発情期が来てからの詩月はますます美しく艶っぽくなりそんな詩月を見せびらかすように真知子は連れ回した。
現にアルファたちからたくさんの求婚の話が降ってくる。
だが真知子は一流の詩月たちをアルファとしか結婚させないと言って尊大な態度をとっていた。
とにかく善夜には素晴らしいオメガがいるということを見せつけたいのだ。

「はあ、もううんざり。」

「全くな。時間の無駄だよ。」

夜会から帰った二人はタキシードを脱ぎ捨て文句を言う。
明日から真知子はドイツに行くと言っていたのでしばらくはこの苦行から解放されそうだ。

「あの大河原のアルファ見た?」

「見た。鼻の下伸ばして、マジキモい。」

「ね。あー明日から自由だ!」

葉月がベッドの上でゴロゴロする横で詩月はスマホで健人にメッセージを送っていた。
夜会やパーティーに行くと言うと健人がものすごく心配する。何事もなかったことを報告するのだ。
詩月がメッセージを送るとすぐに電話があった。

「もしもし?」

「詩月、大丈夫か?」

「大丈夫だよ。」

「他のアルファに何かされなかったか?」

「うん。」

初めての発情期を迎えてさらに美しくなった詩月を心配している。
夜会ではたくさんのアルファに声をかけられたが、皆断った。
そのあとも少し話をして明日の約束をして通話を切る。

「明日から健人のターンだね。」

葉月がニヤニヤしている。

「何それ。」

「思う存分フェロモンを付けまくるってことだよ。」

「…。」

葉月の冷やかしに何も言い返せずじとっと睨んだ詩月だが、明日のために早く寝ようと自室に戻った。






「ん、はぁ、あ、健人…。」

「詩月、詩月、はぁはぁ、ん。」

部屋に入るなり飛びつくように抱きつかれてベッドに押し倒される。そのまま息つく暇もなく唇と舌を吸われた。服はむしり取るように脱がされたが、その手は優しく身体を撫でる。

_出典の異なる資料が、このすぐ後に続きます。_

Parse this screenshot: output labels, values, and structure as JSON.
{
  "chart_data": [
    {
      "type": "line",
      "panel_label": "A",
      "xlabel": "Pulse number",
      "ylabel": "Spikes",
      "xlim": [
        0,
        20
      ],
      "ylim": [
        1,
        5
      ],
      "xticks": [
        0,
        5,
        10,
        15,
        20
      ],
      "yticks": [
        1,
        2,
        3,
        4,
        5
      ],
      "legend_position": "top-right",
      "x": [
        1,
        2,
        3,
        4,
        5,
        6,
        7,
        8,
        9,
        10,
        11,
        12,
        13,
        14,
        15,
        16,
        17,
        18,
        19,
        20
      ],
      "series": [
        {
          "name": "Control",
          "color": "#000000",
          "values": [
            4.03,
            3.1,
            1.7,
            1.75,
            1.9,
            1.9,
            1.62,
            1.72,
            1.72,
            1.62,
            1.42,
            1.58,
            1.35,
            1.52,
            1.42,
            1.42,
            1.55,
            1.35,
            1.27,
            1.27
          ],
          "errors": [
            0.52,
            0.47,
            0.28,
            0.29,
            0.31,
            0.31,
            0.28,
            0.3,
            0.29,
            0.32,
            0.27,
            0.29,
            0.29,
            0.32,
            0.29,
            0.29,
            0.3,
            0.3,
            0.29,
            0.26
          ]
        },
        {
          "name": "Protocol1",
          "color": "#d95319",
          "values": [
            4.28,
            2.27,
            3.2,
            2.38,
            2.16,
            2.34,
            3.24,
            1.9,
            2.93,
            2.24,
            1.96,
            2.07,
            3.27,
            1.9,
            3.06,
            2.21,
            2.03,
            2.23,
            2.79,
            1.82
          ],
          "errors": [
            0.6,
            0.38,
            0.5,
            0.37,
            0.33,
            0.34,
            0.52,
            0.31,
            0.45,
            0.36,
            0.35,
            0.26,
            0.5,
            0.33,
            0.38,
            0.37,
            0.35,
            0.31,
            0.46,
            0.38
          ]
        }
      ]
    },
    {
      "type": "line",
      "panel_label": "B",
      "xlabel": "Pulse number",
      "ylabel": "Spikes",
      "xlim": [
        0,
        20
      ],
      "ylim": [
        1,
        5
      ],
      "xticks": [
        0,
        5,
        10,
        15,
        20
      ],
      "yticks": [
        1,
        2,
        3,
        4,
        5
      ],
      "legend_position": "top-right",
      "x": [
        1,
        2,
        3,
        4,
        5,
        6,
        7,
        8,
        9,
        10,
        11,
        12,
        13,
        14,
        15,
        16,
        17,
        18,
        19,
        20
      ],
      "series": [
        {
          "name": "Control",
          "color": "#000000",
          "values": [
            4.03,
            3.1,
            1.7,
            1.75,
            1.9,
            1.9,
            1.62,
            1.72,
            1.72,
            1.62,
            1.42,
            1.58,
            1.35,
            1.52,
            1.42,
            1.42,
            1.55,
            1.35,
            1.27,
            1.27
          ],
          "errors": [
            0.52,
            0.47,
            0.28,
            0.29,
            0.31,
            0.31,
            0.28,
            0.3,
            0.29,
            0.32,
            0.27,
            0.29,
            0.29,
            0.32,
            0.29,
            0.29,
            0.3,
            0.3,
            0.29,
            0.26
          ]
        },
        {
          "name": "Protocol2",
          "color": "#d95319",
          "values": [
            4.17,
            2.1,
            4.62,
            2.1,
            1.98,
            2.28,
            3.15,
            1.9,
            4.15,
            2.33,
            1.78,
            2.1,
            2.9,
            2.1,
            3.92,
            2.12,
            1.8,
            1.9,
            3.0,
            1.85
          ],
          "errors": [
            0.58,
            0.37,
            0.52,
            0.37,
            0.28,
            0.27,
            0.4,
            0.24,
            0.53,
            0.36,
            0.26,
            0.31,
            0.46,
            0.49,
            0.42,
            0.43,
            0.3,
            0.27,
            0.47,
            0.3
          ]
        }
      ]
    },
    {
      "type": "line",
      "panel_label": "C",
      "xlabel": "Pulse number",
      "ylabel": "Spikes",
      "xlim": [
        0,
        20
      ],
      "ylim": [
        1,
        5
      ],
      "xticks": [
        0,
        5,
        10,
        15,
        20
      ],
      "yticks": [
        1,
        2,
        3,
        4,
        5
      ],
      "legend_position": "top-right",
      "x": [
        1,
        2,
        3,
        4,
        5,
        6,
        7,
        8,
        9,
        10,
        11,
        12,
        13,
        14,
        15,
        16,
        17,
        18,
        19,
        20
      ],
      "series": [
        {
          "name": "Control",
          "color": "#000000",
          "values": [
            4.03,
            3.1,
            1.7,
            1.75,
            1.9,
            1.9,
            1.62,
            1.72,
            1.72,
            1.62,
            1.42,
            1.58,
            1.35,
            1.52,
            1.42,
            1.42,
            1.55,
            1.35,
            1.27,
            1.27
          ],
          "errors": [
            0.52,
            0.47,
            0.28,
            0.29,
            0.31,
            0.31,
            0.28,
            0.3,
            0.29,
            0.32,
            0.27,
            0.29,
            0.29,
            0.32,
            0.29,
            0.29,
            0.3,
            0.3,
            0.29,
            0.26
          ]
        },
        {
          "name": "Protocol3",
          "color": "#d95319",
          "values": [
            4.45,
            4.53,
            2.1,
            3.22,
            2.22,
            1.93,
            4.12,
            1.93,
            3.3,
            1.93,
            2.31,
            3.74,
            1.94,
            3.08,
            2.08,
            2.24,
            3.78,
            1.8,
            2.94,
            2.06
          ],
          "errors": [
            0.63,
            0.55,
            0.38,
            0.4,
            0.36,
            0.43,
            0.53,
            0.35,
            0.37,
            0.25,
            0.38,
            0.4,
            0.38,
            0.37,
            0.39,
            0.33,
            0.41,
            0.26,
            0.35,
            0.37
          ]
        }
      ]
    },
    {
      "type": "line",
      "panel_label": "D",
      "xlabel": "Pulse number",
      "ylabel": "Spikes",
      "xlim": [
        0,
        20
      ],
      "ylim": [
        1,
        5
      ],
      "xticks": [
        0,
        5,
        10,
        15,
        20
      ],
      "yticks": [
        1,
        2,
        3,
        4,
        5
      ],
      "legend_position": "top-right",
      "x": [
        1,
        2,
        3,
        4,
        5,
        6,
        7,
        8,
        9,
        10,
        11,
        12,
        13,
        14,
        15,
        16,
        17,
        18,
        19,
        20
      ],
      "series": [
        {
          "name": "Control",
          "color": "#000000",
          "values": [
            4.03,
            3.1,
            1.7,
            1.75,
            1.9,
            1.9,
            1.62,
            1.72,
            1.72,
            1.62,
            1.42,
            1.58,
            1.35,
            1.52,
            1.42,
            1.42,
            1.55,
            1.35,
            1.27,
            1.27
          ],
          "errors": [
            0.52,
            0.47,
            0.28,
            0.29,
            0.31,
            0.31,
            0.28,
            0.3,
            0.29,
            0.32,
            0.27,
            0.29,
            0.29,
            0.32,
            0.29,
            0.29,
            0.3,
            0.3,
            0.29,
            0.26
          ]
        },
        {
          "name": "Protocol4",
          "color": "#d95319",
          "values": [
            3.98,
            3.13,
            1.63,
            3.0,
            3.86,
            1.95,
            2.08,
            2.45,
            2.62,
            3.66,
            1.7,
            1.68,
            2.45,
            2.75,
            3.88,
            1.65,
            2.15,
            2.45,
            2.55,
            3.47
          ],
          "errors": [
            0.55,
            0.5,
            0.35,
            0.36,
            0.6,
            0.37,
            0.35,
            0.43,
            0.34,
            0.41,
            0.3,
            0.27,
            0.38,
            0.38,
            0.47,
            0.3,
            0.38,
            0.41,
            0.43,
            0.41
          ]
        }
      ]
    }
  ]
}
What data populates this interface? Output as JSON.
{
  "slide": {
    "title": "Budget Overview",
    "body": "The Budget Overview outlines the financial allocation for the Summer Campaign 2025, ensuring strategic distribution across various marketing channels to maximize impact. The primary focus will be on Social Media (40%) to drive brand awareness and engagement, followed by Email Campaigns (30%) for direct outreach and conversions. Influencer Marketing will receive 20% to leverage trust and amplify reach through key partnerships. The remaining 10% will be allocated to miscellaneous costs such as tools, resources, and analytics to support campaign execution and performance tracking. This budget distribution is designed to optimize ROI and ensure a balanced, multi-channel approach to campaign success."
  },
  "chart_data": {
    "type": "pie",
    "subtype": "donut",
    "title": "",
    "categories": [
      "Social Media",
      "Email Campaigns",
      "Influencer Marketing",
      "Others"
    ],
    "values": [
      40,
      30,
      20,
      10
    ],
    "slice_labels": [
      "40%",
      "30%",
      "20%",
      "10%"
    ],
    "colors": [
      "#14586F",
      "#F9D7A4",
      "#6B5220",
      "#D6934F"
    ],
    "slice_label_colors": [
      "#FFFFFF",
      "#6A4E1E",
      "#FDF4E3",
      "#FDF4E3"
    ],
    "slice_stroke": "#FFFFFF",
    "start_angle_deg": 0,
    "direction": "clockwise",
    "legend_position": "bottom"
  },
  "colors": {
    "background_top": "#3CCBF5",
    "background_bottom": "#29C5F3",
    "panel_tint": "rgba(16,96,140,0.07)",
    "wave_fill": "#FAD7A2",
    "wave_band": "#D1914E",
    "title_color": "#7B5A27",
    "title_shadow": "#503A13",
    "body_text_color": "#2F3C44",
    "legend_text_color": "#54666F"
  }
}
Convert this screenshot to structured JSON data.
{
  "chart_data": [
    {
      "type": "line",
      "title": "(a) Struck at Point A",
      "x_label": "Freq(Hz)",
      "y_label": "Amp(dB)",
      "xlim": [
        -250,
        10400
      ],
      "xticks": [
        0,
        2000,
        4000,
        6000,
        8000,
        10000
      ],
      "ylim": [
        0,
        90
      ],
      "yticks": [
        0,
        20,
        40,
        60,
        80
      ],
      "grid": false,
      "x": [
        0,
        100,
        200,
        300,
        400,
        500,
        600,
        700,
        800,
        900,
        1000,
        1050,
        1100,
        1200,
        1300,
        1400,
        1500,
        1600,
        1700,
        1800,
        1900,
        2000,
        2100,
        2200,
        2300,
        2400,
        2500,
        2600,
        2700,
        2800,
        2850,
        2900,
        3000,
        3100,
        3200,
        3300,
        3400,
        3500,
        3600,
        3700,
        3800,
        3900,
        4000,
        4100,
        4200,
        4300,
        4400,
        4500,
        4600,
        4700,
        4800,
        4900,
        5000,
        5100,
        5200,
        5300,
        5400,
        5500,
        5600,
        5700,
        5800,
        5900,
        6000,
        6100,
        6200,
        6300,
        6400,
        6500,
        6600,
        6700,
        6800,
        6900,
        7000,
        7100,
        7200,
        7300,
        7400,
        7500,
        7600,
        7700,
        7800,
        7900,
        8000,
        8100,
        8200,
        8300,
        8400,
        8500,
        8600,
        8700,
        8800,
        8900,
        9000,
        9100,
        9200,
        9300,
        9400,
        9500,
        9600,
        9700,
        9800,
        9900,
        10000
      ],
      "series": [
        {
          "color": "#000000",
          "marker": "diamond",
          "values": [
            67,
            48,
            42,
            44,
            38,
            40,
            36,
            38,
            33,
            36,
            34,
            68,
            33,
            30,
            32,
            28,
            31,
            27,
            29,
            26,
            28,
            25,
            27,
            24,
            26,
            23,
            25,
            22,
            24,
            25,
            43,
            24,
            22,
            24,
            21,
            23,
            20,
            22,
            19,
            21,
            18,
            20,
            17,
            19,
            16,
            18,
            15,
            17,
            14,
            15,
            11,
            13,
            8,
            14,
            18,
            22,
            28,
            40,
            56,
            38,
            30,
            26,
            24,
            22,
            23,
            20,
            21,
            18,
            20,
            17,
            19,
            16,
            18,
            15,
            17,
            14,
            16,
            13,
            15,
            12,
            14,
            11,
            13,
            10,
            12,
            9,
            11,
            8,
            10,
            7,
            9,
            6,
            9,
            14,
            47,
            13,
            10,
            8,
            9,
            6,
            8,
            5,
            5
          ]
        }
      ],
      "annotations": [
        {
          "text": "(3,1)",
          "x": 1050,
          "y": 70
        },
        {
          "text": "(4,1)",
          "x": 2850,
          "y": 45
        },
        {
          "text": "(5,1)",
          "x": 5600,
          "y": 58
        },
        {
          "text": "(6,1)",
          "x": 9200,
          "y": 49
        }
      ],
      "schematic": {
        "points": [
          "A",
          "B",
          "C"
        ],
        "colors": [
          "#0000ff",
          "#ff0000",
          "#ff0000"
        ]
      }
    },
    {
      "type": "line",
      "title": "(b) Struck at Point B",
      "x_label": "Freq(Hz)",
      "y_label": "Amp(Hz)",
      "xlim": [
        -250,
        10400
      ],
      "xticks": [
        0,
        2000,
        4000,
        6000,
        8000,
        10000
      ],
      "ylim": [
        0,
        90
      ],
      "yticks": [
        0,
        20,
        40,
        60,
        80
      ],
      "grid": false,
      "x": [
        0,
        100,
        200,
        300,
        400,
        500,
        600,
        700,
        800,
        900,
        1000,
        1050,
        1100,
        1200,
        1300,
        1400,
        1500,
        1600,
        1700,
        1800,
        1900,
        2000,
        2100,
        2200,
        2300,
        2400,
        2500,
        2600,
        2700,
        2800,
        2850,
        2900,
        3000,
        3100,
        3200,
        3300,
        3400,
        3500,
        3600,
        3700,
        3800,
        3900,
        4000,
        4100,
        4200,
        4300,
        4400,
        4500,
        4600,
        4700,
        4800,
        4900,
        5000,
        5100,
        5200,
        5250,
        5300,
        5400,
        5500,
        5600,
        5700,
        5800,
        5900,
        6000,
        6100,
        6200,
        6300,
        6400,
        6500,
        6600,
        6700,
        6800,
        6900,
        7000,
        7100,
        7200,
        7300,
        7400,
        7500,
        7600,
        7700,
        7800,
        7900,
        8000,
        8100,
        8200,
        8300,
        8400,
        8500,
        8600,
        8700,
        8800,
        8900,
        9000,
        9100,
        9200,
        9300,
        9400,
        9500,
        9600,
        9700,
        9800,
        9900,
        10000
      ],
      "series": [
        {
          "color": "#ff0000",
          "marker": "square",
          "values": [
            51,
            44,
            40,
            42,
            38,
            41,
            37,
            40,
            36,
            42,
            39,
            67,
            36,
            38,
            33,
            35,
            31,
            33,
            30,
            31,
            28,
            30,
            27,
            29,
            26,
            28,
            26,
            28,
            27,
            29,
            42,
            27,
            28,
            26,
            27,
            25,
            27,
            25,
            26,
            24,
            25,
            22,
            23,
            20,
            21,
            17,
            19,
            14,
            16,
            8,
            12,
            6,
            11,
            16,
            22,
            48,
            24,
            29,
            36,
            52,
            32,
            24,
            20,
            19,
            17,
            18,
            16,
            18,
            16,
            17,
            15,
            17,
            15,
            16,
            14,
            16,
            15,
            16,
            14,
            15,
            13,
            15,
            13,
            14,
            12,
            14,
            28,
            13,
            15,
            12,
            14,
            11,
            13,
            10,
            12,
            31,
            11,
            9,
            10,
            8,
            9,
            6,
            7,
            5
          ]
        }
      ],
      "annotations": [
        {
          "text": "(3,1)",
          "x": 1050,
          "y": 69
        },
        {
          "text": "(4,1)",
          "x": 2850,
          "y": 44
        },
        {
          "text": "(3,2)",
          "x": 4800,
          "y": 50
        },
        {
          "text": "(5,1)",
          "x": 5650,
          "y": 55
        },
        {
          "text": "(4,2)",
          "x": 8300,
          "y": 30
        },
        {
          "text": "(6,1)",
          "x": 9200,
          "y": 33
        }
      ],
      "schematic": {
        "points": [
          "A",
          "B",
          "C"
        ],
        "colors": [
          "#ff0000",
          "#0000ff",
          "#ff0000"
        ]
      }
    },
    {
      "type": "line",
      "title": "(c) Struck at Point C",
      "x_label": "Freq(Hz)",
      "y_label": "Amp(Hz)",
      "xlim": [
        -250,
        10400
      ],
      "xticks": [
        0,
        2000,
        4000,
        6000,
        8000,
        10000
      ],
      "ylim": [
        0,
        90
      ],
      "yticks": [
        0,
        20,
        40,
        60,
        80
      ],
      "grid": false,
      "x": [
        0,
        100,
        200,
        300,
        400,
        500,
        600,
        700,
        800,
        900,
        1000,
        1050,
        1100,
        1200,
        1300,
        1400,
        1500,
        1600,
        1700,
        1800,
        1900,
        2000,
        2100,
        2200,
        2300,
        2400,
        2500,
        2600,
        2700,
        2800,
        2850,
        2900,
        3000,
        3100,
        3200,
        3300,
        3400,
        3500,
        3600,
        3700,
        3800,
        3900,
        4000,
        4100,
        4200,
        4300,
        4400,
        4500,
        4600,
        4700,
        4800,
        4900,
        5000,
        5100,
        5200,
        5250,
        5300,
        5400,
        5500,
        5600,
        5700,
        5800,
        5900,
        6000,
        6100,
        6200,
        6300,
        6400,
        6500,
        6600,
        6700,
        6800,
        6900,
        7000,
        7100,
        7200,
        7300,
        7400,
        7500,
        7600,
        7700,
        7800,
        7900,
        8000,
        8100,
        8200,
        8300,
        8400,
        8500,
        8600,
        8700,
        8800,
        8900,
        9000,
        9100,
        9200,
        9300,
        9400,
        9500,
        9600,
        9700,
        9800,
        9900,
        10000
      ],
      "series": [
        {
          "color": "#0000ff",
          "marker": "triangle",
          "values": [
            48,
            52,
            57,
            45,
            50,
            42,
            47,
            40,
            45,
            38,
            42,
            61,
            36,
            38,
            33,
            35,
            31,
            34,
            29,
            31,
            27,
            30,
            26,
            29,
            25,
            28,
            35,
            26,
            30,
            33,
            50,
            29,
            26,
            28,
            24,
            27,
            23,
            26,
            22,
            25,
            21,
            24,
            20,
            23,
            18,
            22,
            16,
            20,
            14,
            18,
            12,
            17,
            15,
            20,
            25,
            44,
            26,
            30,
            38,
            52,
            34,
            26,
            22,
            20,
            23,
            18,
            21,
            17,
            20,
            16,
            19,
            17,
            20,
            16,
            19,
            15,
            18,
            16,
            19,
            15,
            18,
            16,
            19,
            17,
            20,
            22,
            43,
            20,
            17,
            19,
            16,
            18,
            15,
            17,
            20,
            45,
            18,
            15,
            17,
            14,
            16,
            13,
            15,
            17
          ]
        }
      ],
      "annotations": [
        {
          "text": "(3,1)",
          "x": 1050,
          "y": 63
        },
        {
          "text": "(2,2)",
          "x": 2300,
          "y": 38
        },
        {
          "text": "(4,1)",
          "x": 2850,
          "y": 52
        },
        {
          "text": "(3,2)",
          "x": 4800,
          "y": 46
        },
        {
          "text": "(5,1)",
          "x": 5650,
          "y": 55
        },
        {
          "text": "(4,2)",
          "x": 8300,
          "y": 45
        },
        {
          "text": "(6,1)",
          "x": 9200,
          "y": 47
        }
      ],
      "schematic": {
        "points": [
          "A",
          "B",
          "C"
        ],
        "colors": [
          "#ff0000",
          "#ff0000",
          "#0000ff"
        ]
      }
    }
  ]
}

「はぁ、かわいい…。俺の匂い、いっぱいつけるからな。」

「あぁん、はぁ、健人っ、健人っ!」

身体中を舐め回してキスをする。
全身を丁寧に舐めたあと、健人の好きな体勢になった。

「詩月、かわいい。」

健人は感嘆の声を漏らすと詩月の尻の穴にキスをする。
わざと音をたてたり強く吸ったりしながら丹念に舐める。
舌を入れて出し入れすると詩月はあっという間に達してしまった。

「はぁはぁ、健人、イっちゃった…。」

「ん。かわいい。もっとイって?」

「ダメっ、」

「かわいい、かわいいっ!大好き…」

散々舌で嬲ったあと、健人も詩月の口や手で気持ちよくしてもらう。しかし今日はそれだけでは終わらなかった。
詩月を四つん這いにさせて股の間に健人の性器を挟んだ。

「はぁ、気持ちいい…ヌルヌル…。」

「あ、あぁ、健人っ!」

「ん、ん、ん、はぁ、うっ、」

健人が激しく腰を振り始めた。まるでセックスをしているようだ。詩月も健人のモノで擦れて堪らなくなる。

「あー、気持ちいい。詩月っ!イクっ!」

「あぁん!」

二人は同時に達した。

「ふぅ、詩月、大好き…。」

背中やうなじにキスをする。詩月は力尽きてベッドに倒れ込んだ。

「も、ダメ…。」

「えぇ?まだまだだぞ。いっぱいするって言ったろ?」

健人は嬉しそうにそう言って詩月のうなじを舐め回しながらまた腰を振り始めた。